Machine Learning Monitoring: What It Is, and What We Are Missing

Is there life after deployment?

Elena Samuylova
Towards Data Science

--

Chart: model awesomeness over time
Image by author.

Is there life after deployment?

Congratulations! Your machine learning model is now live. Many models never make it that far. Some claim, as much as 87% are never deployed. Given how hard it is to get from a concept to a working application, the celebration is well deserved.

It might feel like a final step.

Indeed, even the design of machine learning courses and the landscape of machine learning tools add to this perception. They extensively address data preparation, iterative model building, and (most recently) the deployment phase. Still, both in tutorials and practice, what happens after the model goes into production is often left up to chance.

Model lifecycle: data preparation, feature engineering, model training, model evaluation, model deployment — ?
Image by author.

The simple reason for this neglect is a lack of maturity.

Aside from a few technical giants that live and breathe machine learning, most industries are only starting up. There is limited experience with real-life machine learning applications. Companies are overwhelmed with sorting many things out for the first time and rushing to deploy. Data scientists do everything from data cleaning to the A/B test setup. Model operations, maintenance, and support are often only an afterthought.

One of the critical, but often overlooked components of this machine learning afterlife is monitoring.

Why monitoring matters

An ounce of prevention is worth a pound of cure — Benjamin Franklin

With the learning techniques we use these days, a model is never final. In training, it studies the past examples. Once released into the wild, it works with new data: this can be user clickstream, product sales, or credit applications. With time, this data deviates from what the model has seen in training.

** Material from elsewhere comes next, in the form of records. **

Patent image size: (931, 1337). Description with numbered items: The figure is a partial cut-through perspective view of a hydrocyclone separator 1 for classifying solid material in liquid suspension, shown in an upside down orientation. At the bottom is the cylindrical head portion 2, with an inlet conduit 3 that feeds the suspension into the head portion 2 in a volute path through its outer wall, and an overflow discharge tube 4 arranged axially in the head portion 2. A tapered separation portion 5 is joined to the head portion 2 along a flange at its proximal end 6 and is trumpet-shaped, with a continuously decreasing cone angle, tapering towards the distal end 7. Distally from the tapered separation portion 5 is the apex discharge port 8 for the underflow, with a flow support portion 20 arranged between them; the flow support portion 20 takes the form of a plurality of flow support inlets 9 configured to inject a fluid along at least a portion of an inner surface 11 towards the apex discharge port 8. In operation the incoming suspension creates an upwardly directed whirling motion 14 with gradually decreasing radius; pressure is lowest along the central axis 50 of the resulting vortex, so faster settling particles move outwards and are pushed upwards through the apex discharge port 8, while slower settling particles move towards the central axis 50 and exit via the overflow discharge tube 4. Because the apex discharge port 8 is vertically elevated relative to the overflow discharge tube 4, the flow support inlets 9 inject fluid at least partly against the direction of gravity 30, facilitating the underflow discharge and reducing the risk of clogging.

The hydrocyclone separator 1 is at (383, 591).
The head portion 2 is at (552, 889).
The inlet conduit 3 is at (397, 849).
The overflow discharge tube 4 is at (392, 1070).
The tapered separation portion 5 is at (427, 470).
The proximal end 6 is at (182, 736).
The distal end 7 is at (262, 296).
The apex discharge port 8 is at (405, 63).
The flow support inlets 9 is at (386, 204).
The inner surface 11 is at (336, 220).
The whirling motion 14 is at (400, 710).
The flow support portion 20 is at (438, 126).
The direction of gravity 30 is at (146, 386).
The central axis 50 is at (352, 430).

Sooner or later, even the most accurate and carefully tested solution starts to degrade.

The recent pandemic illustrated this all too vividly.

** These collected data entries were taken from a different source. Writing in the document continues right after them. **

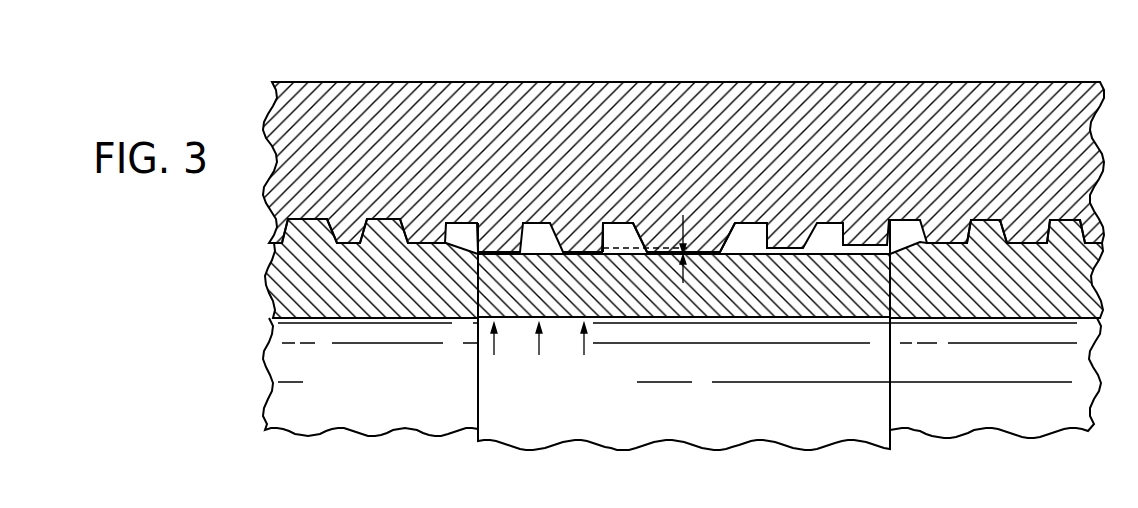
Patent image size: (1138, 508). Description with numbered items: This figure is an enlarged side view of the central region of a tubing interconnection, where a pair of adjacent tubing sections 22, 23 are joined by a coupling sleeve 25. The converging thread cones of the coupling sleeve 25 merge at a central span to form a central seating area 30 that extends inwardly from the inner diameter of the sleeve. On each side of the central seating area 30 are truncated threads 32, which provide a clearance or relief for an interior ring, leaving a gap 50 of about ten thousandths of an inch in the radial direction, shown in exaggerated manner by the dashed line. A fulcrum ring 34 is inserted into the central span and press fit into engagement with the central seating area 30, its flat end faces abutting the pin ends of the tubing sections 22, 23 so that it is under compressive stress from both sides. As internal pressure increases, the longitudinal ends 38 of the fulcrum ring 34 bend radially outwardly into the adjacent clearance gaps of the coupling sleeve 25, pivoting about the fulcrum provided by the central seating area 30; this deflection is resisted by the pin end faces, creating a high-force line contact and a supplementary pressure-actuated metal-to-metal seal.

The tubing section 22 is at (435, 420).
The tubing section 23 is at (960, 410).
The coupling sleeve 25 is at (906, 81).
The central seating area 30 is at (707, 246).
The truncated threads 32 is at (583, 248).
The fulcrum ring 34 is at (670, 317).
The longitudinal ends of the fulcrum ring 38 is at (539, 357).
The gap 50 is at (697, 250).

Some cases even made the headlines:

  • Instacart’s model’s accuracy predicting item availability at stores dropped from 93% to 61% due to a drastic shift in shopping habits.
  • Bankers question whether credit models trained on good times can adapt to the stress scenarios.
  • Trading algorithms misfired in response to market volatility. Some funds had a 21% fall.
  • Image classification models had to learn the new normal: a family at home in front of laptops can now mean “work,” not “leisure.”
  • Even weather forecasts are less accurate since valuable data disappeared with the reduction of commercial flights.
Home office with children playing on the background
A new concept of “office work” your image classification model might need to learn in 2020.
(Image by Ketut Subiyanto on Pexels)

On top of this, all sorts of issues occur with live data.

There are input errors and database outages. Data pipelines break. User demographic changes. If a model receives wrong or unusual input, it will make an unreliable prediction. Or many, many of those.

Model failures and untreated decay cause damage.

Sometimes this is just a minor inconvenience, like a silly product recommendation or wrongly labeled photo. The effects go much further in high-stake domains, such as hiring, grading, or credit decisions. Even in otherwise “low-risk” areas like marketing or supply chain, underperforming models can severely hit the bottom line when they operate at scale. Companies waste money in the wrong advertising channel, display incorrect prices, understock items, or harm the user experience.

Here comes monitoring.

We don’t just deploy our models once. We already know that they will break and degrade. To operate them successfully, we need a real-time view of their performance. Do they work as expected? What is causing the change? Is it time to intervene?

This sort of visibility is not a nice-to-have, but a critical part of the loop. Monitoring bakes into the model development lifecycle, connecting production with modeling. If we detect a quality drop, we can trigger retraining or step back into the research phase to issue a model remake.

Model lifecycle: after model deployment comes serving and performance monitoring.
Image by author.

Let us propose a formal definition:

Machine learning monitoring is a practice of tracking and analyzing production model performance to ensure acceptable quality as defined by the use case. It provides early warnings on performance issues and helps diagnose their root cause to debug and resolve.

How machine learning monitoring is different

One might think: we have been deploying software for ages, and monitoring is nothing new. Just do the same with your machine learning stuff. Why all the fuss?

There is some truth to it. A deployed model is a software service, and we need to track the usual health metrics such as latency, memory utilization, and uptime. But in addition to that, a machine learning system has its unique issues to look after.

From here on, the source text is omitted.